(441 days)
20.1-inch (51cm) Color LCD Monitor CCL208 (CDL2013A) is intended to be used in displaying and viewing medical images for diagnosis by trained medical practitioners. It is not meant to be used in digital mammography.
CCL208 (CDL2013A) is a 20.1-inch (51 cm) Color LCD monitor whose display resolution is 1200 x 1600 (landscape), 1600 x 1200 (portrait) supporting DVI (digital visual interface).
This document is a 510(k) summary for the TOTOKU 20.1-inch (51 cm) Color LCD Monitor CCL208 (CDL2013A), a medical display device. The primary purpose of the submission is to demonstrate substantial equivalence to a predicate device.
The document does not describe any study that proves the device meets specific acceptance criteria in terms of performance for image interpretation or diagnostic accuracy. This is because the device is a monitor, and its "performance" is primarily related to display characteristics and technical specifications rather than diagnostic performance.
Therefore, many of the requested elements for a study proving device performance are not applicable to this submission. I will provide the information that is available in the document.
1. A table of acceptance criteria and the reported device performance
The document does not explicitly state "acceptance criteria" in the context of diagnostic performance that would typically be described with metrics like sensitivity, specificity, accuracy, etc. Instead, the substantial equivalence argument relies on meeting technical specifications comparable to the predicate device.
The "performance" of this device is implicitly its ability to display medical images. The acceptance criteria would be that it functions as a display comparable to its predicate. The document states:
"CCL208 (CDL2013A) shares the same characteristics with our predicate devices, CCL202 (CDL2005A) (K063198) except for power supply, LCD panel, main board (driver board and sub board), tilt-stand, I/O position and inverter PWB for LCD backlight."
This implies that despite these component changes, the performance (i.e., its function as a display) is considered equivalent. The common elements like intended use for "displaying and viewing medical images for diagnosis" are the basis for equivalence.
2. Sample size used for the test set and the data provenance (e.g. country of origin of the data, retrospective or prospective)
Not applicable. This is not a study assessing diagnostic performance on a dataset of medical images. The "test set" would refer to the monitor itself undergoing technical evaluation.
3. Number of experts used to establish the ground truth for the test set and the qualifications of those experts (e.g. radiologist with 10 years of experience)
Not applicable, as this is not a diagnostic performance study where ground truth needs to be established by experts.
4. Adjudication method (e.g. 2+1, 3+1, none) for the test set
Not applicable.
5. If a multi-reader multi-case (MRMC) comparative effectiveness study was done, If so, what was the effect size of how much human readers improve with AI vs without AI assistance
Not applicable. This device is a monitor, not an AI or a diagnostic aid that would participate in an MRMC study.
6. If a standalone (i.e. algorithm only without human-in-the-loop performance) was done
Not applicable. This is a hardware device (monitor), not an algorithm.
7. The type of ground truth used (expert consensus, pathology, outcomes data, etc)
Not applicable. The ground truth for a monitor would be its technical specifications meeting design requirements, not a diagnostic ground truth.
8. The sample size for the training set
Not applicable. This is not a machine learning device that requires a training set.

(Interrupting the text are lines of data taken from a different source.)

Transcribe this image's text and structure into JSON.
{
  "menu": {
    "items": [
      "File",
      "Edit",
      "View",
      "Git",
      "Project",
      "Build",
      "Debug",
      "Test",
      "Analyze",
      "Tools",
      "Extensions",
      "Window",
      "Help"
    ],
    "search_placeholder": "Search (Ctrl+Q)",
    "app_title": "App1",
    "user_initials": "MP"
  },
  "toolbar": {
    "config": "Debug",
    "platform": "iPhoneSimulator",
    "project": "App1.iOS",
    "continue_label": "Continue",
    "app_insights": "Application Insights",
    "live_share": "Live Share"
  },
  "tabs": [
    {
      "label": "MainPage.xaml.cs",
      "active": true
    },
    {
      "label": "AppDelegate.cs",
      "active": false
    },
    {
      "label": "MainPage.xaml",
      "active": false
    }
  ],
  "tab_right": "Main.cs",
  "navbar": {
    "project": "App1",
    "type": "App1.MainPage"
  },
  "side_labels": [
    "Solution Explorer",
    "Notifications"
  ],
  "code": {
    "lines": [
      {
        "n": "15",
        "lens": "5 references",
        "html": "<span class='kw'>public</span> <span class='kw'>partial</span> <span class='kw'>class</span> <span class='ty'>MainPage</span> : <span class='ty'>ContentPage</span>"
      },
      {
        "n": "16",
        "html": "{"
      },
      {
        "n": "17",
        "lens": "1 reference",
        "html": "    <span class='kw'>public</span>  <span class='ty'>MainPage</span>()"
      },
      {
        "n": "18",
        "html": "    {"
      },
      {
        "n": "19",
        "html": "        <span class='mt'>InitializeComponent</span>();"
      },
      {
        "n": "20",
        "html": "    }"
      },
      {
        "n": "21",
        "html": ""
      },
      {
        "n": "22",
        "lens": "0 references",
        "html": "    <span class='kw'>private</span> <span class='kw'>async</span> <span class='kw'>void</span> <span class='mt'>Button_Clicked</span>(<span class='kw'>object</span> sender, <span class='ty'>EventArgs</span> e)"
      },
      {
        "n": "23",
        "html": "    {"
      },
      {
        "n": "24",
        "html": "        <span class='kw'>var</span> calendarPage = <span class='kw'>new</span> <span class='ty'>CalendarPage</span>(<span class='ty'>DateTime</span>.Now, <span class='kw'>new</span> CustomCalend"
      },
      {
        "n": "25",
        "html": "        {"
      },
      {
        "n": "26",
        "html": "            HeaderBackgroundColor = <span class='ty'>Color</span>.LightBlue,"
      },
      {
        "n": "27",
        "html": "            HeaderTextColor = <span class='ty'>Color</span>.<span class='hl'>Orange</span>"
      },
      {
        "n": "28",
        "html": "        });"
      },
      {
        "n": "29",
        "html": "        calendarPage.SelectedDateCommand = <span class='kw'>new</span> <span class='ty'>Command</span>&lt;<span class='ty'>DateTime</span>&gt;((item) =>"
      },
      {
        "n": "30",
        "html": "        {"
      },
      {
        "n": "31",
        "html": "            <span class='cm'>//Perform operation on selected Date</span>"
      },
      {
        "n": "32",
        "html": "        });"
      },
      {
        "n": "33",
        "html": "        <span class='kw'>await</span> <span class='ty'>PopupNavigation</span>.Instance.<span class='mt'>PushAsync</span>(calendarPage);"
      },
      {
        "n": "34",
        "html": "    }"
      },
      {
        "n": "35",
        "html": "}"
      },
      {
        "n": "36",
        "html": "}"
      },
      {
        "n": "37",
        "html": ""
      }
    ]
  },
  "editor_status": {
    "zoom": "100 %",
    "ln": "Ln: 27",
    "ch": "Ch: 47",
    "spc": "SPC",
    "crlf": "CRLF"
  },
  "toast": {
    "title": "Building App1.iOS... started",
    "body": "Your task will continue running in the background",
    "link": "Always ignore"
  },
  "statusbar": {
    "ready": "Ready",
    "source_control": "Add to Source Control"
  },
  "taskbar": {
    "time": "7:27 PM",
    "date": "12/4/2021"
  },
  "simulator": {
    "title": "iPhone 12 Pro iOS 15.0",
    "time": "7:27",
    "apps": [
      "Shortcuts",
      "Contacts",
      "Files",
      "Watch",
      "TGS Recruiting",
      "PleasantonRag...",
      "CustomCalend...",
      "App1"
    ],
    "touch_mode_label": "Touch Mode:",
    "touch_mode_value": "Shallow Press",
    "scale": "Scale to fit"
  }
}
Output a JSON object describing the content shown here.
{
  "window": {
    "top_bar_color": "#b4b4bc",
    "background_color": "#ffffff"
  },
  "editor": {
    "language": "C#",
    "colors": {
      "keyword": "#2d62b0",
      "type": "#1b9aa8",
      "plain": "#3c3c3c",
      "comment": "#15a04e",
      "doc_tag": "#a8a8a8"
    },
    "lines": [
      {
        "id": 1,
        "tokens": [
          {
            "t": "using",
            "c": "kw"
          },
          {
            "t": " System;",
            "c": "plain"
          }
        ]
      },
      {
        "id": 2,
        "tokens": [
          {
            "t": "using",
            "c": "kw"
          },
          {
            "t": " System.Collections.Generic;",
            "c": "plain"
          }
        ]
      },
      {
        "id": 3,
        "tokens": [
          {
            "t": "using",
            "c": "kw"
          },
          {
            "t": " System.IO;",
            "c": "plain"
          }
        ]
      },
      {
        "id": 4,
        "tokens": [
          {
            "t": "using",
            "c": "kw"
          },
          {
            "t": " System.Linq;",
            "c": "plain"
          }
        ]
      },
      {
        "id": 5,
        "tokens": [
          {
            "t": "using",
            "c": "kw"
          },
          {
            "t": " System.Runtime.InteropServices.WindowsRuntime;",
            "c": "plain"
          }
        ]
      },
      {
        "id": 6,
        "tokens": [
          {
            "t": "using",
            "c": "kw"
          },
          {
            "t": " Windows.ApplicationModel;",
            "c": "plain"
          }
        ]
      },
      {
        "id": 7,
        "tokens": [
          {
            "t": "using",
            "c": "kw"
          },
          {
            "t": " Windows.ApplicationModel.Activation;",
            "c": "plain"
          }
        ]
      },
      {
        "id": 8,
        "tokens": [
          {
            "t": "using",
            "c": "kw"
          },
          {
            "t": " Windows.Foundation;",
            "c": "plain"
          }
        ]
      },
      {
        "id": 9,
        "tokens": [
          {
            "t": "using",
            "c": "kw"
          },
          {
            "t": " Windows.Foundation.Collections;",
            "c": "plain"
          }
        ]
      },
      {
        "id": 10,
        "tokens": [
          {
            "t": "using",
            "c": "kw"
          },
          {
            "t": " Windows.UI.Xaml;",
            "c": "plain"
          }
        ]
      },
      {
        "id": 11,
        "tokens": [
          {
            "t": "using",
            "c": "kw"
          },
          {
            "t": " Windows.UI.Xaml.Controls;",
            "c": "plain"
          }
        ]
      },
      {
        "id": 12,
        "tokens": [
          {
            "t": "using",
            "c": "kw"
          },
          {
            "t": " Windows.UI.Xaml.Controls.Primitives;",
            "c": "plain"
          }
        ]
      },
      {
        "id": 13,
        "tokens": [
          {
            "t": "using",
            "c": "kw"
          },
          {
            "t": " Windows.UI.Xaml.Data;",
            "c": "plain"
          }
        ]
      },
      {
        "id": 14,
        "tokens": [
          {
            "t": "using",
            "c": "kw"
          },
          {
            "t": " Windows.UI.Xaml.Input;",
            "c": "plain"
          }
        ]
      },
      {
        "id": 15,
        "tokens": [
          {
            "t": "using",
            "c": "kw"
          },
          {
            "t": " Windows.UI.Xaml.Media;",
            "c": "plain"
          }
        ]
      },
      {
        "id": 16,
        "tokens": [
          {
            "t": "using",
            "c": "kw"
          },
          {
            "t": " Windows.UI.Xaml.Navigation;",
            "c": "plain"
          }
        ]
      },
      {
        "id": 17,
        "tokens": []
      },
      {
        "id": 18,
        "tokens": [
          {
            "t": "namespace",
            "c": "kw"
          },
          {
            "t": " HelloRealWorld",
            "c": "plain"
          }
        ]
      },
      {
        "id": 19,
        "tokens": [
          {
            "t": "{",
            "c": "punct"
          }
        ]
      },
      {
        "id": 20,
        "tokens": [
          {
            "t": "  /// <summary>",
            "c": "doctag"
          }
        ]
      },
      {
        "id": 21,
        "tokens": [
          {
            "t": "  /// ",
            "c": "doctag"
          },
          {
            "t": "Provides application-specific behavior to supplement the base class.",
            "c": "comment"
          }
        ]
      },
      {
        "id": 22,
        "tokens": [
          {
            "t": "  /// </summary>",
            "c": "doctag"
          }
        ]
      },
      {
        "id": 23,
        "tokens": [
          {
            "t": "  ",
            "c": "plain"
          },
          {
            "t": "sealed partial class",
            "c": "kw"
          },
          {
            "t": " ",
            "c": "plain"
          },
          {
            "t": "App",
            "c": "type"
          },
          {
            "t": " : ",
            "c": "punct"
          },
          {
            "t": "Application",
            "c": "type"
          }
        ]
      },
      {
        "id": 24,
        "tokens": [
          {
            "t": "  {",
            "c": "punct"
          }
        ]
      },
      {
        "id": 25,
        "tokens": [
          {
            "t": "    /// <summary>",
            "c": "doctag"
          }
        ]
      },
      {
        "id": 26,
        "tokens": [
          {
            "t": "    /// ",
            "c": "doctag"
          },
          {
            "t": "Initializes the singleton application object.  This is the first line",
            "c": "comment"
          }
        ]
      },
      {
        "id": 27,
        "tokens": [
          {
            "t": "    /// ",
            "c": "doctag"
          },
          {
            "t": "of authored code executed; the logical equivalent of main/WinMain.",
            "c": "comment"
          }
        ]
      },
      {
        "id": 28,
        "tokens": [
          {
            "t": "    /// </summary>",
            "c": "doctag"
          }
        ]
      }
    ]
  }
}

9. How the ground truth for the training set was established
Not applicable.
§ 892.2050 Medical image management and processing system.
(a)
Identification. A medical image management and processing system is a device that provides one or more capabilities relating to the review and digital processing of medical images for the purposes of interpretation by a trained practitioner of disease detection, diagnosis, or patient management. The software components may provide advanced or complex image processing functions for image manipulation, enhancement, or quantification that are intended for use in the interpretation and analysis of medical images. Advanced image manipulation functions may include image segmentation, multimodality image registration, or 3D visualization. Complex quantitative functions may include semi-automated measurements or time-series measurements.(b)
Classification. Class II (special controls; voluntary standards—Digital Imaging and Communications in Medicine (DICOM) Std., Joint Photographic Experts Group (JPEG) Std., Society of Motion Picture and Television Engineers (SMPTE) Test Pattern).